Students who live in the District 196 attendance area appear to be happy with the education they're getting at their public schools.

The district announced last week that 88.6 percent of students who live in the district attend public schools. According to consultant Hazel Reinhardt that is among the best rates in the state.

According to the most recent enrollment numbers there are 30,106 school-age children living within the boundaries of District 196. Of those, 26,661 attend district schools. More than half of those who don't -- 1,850 -- attend private schools. Another 426 are home schooled.

"Public schools are competing effectively with the many educational options parents have for their children," superintendent John Currie said.

The number of private- and home schooled students is declining. In 2005-06 there were 2,024 district students attending private school and 454 being home schooled. The district's overall student population is also declining.
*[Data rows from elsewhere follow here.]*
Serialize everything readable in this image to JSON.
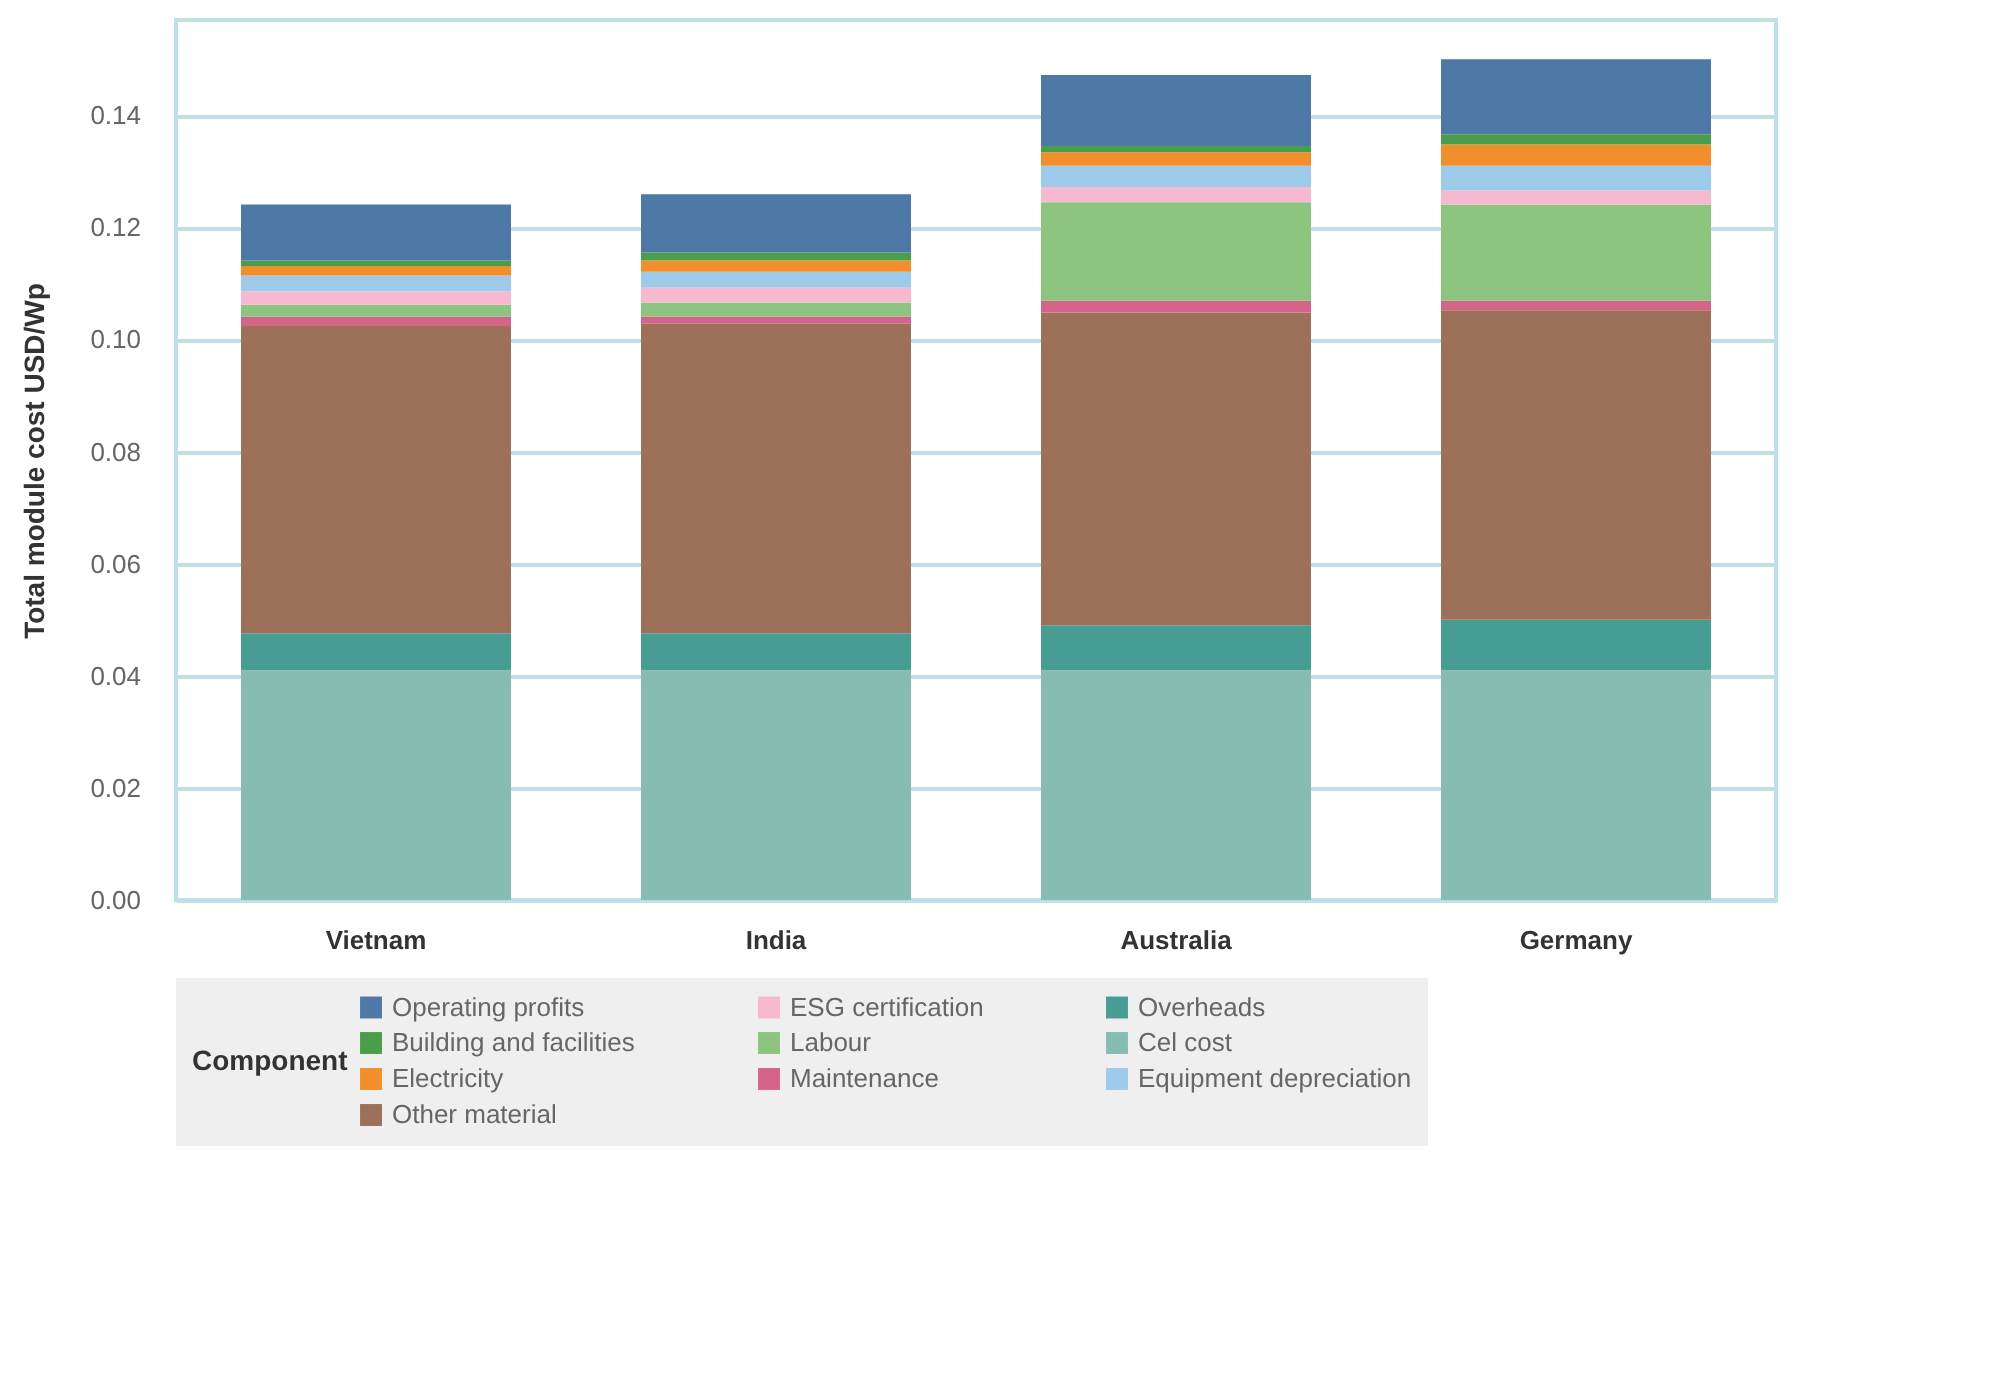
{
  "chart_data": {
    "type": "bar",
    "stacked": true,
    "ylabel": "Total module cost USD/Wp",
    "legend_title": "Component",
    "legend": "bottom",
    "grid": "y",
    "categories": [
      "Vietnam",
      "India",
      "Australia",
      "Germany"
    ],
    "ylim": [
      0,
      0.157
    ],
    "yticks": [
      {
        "value": 0,
        "label": "0.00"
      },
      {
        "value": 0.02,
        "label": "0.02"
      },
      {
        "value": 0.04,
        "label": "0.04"
      },
      {
        "value": 0.06,
        "label": "0.06"
      },
      {
        "value": 0.08,
        "label": "0.08"
      },
      {
        "value": 0.1,
        "label": "0.10"
      },
      {
        "value": 0.12,
        "label": "0.12"
      },
      {
        "value": 0.14,
        "label": "0.14"
      }
    ],
    "series": [
      {
        "name": "Cel cost",
        "color": "#86bcb2",
        "values": [
          0.041,
          0.041,
          0.041,
          0.041
        ]
      },
      {
        "name": "Overheads",
        "color": "#479c93",
        "values": [
          0.0066,
          0.0066,
          0.008,
          0.009
        ]
      },
      {
        "name": "Other material",
        "color": "#9c7059",
        "values": [
          0.0548,
          0.0552,
          0.0558,
          0.0552
        ]
      },
      {
        "name": "Maintenance",
        "color": "#d4648a",
        "values": [
          0.0017,
          0.0013,
          0.0021,
          0.0017
        ]
      },
      {
        "name": "Labour",
        "color": "#8dc47f",
        "values": [
          0.0021,
          0.0025,
          0.0176,
          0.0172
        ]
      },
      {
        "name": "ESG certification",
        "color": "#f7b9d0",
        "values": [
          0.0024,
          0.0027,
          0.0027,
          0.0025
        ]
      },
      {
        "name": "Equipment depreciation",
        "color": "#9dcbe9",
        "values": [
          0.0028,
          0.0028,
          0.0038,
          0.0044
        ]
      },
      {
        "name": "Electricity",
        "color": "#f28e2b",
        "values": [
          0.0017,
          0.002,
          0.0024,
          0.0038
        ]
      },
      {
        "name": "Building and facilities",
        "color": "#4a9e4a",
        "values": [
          0.001,
          0.0014,
          0.0011,
          0.0018
        ]
      },
      {
        "name": "Operating profits",
        "color": "#4e79a7",
        "values": [
          0.01,
          0.0104,
          0.0127,
          0.0134
        ]
      }
    ]
  }
}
Maintaining a healthy capture rate -- the technical term for the percentage of students who attend public schools in their home district -- will be increasingly important for ISD 196 as the overall pool of students declines. With state funding dependent in part on enrollment, more students means more money.

"While if you have fewer students your costs should go down it doesn't totally equate," district communication specialist Tony Taschner said. "As you decline you still have costs that don't necessarily go away. It takes a little bit longer for that to happen."
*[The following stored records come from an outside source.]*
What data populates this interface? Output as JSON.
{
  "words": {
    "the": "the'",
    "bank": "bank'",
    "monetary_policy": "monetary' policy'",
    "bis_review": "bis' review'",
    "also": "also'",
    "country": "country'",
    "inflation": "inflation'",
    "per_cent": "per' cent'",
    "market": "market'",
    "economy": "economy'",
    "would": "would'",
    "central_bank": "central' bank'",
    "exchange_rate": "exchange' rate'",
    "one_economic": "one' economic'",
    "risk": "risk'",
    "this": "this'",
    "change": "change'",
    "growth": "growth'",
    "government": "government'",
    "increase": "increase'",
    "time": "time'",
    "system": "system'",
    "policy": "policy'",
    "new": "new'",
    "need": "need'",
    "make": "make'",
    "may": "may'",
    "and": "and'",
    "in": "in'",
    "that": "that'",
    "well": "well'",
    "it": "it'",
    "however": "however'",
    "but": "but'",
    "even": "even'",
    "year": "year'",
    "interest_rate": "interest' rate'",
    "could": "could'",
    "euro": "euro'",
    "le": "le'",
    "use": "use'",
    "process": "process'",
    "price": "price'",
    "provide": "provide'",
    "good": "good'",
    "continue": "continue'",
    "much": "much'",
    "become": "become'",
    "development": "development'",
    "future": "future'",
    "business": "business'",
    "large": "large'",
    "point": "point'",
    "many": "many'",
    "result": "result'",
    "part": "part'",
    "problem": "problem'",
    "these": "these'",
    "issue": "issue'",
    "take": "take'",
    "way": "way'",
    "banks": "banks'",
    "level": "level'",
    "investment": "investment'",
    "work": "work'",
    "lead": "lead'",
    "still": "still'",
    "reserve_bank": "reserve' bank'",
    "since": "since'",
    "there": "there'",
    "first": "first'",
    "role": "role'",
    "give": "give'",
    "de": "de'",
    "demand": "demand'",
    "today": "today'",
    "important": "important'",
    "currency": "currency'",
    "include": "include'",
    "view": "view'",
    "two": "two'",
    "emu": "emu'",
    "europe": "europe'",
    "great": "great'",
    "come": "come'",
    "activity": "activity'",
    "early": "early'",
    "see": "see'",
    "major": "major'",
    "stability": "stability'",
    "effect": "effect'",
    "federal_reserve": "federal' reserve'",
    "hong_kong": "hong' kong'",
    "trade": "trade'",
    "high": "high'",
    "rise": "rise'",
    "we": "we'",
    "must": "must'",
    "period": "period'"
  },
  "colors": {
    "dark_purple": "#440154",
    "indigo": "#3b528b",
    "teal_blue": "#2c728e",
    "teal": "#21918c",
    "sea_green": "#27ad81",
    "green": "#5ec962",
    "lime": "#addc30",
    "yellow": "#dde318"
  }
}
In some cases that need to keep enrollment up is leading districts to actively court students both within and beyond their borders. In Minneapolis, schools have put up billboards and bus station posters boasting about what they have to offer. According to a December story in the Minnetonka Sun-Sailor newspaper the Minnetonka School District actively recruits students from other districts. According to the paper about 11 percent of the district's 8,118 students are from other districts, with each worth abut $5,124 in funding. Some students come from as far away as White Bear Lake and Albertville.
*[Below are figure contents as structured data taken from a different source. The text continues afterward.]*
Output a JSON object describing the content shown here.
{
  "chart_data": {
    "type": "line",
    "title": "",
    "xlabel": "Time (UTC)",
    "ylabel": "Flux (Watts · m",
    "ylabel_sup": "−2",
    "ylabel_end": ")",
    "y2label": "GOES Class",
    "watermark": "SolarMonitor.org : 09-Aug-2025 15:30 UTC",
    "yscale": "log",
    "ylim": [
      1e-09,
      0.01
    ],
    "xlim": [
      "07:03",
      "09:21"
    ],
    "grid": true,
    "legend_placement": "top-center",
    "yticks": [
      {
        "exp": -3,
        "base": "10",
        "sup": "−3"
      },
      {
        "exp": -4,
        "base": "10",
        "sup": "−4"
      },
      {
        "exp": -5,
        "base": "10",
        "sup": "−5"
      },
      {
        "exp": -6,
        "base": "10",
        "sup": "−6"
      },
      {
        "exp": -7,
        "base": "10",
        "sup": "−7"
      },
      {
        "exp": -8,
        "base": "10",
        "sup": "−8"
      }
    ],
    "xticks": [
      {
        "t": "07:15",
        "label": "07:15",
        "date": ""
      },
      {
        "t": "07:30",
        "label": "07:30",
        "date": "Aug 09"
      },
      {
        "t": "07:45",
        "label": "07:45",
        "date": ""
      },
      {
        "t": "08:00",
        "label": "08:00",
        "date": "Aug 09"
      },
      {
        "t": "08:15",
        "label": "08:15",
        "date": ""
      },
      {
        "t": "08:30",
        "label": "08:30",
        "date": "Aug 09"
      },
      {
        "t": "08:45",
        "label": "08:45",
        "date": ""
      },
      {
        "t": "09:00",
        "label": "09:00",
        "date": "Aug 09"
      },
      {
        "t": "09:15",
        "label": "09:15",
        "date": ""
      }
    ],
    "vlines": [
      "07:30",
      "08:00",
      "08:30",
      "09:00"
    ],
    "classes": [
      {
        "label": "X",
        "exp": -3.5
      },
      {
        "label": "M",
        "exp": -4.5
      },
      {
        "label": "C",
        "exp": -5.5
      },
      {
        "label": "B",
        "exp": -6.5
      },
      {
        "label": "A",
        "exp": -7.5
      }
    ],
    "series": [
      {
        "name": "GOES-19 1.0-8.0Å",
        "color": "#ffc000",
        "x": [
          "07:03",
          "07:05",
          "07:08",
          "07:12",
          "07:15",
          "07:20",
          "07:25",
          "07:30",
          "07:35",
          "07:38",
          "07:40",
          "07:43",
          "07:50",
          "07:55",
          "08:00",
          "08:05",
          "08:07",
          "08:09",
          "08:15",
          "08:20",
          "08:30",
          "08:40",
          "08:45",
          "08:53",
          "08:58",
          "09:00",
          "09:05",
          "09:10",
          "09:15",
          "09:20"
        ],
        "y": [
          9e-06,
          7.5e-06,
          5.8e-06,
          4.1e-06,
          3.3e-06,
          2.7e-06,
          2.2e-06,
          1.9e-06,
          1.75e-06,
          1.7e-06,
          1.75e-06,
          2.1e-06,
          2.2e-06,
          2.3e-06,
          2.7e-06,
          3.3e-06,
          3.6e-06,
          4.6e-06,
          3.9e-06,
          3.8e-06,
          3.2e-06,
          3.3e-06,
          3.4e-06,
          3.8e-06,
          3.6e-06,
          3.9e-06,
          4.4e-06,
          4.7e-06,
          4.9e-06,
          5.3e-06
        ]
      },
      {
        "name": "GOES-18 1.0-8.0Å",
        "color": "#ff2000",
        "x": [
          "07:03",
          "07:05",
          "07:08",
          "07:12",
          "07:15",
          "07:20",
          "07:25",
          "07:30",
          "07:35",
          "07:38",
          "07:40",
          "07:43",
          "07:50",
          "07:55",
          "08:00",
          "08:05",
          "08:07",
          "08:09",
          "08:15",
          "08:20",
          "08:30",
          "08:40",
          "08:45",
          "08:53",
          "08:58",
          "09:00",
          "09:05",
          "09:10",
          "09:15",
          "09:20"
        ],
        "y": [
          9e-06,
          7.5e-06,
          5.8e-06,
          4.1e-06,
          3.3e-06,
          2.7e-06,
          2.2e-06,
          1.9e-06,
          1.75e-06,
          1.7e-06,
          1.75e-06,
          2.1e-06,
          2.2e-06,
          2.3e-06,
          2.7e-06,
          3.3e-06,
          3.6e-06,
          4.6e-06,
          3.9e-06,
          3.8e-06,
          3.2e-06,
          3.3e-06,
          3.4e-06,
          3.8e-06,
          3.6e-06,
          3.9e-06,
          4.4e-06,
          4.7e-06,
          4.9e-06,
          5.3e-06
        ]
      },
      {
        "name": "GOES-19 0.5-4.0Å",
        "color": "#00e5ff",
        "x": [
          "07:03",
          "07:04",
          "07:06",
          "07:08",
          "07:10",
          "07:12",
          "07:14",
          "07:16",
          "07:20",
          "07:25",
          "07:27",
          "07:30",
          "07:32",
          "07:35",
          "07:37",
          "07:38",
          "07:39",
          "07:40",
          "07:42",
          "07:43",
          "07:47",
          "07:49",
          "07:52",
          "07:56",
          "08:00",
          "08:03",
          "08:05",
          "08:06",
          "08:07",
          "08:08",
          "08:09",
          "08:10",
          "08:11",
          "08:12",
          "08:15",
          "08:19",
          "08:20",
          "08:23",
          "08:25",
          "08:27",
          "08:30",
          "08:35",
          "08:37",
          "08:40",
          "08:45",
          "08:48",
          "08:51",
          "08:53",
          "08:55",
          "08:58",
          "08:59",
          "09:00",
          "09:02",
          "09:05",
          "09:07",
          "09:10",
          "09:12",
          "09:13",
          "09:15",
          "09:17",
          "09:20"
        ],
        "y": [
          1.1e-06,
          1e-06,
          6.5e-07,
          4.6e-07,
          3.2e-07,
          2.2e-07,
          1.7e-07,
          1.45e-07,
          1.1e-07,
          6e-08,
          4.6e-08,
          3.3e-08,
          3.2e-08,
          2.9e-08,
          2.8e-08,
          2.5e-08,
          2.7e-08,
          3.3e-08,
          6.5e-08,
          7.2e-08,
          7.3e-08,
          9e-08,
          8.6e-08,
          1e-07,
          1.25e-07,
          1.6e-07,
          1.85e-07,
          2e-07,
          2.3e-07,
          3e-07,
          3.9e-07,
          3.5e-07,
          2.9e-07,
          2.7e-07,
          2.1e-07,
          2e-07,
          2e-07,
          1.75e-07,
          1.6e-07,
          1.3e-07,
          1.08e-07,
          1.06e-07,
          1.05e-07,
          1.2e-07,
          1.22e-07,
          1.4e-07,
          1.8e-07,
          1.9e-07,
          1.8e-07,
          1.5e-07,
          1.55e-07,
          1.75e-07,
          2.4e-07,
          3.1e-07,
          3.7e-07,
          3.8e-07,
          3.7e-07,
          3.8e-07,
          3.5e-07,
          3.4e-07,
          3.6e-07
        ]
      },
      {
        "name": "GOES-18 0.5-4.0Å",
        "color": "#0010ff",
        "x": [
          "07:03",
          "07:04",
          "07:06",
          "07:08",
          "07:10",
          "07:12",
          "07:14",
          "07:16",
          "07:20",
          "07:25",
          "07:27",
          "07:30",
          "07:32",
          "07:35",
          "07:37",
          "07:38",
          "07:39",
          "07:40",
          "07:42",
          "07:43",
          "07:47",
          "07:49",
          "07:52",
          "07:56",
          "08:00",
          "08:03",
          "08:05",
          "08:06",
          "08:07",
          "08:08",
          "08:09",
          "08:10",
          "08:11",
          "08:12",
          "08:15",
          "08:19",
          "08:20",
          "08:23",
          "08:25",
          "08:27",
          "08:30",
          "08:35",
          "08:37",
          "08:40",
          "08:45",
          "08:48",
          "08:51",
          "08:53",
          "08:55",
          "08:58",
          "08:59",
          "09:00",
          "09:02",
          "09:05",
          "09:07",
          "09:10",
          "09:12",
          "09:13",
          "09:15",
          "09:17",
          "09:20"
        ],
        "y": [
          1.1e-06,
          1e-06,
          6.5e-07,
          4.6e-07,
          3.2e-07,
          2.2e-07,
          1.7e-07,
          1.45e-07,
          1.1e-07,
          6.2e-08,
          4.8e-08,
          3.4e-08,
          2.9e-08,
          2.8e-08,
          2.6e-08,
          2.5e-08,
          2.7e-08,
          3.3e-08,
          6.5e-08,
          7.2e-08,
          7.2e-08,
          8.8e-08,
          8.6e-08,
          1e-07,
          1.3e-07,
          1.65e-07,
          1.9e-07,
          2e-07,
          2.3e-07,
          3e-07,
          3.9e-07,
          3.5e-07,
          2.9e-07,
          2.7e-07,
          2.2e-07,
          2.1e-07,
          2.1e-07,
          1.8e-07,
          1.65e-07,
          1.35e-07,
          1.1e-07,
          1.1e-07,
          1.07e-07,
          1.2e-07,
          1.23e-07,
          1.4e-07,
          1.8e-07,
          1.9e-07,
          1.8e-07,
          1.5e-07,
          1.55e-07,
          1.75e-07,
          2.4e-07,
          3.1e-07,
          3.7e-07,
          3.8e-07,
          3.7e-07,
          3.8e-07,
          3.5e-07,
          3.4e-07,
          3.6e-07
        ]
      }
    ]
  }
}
Taschner said recruiting students hasn't been a priority for ISD 196, which until a few years ago was still growing and adding schools. But Taschner said bringing in students from outside the district could become increasingly important as enrollment continues to shrink.

There has already been some competition for students within the district. When the district opened three magnet elementary schools in 2007 the remaining traditional elementary schools found themselves pitching their strengths to keep students from moving.

"I think you're only going to see more of that," Taschner said. "Even within the district there's competition for students.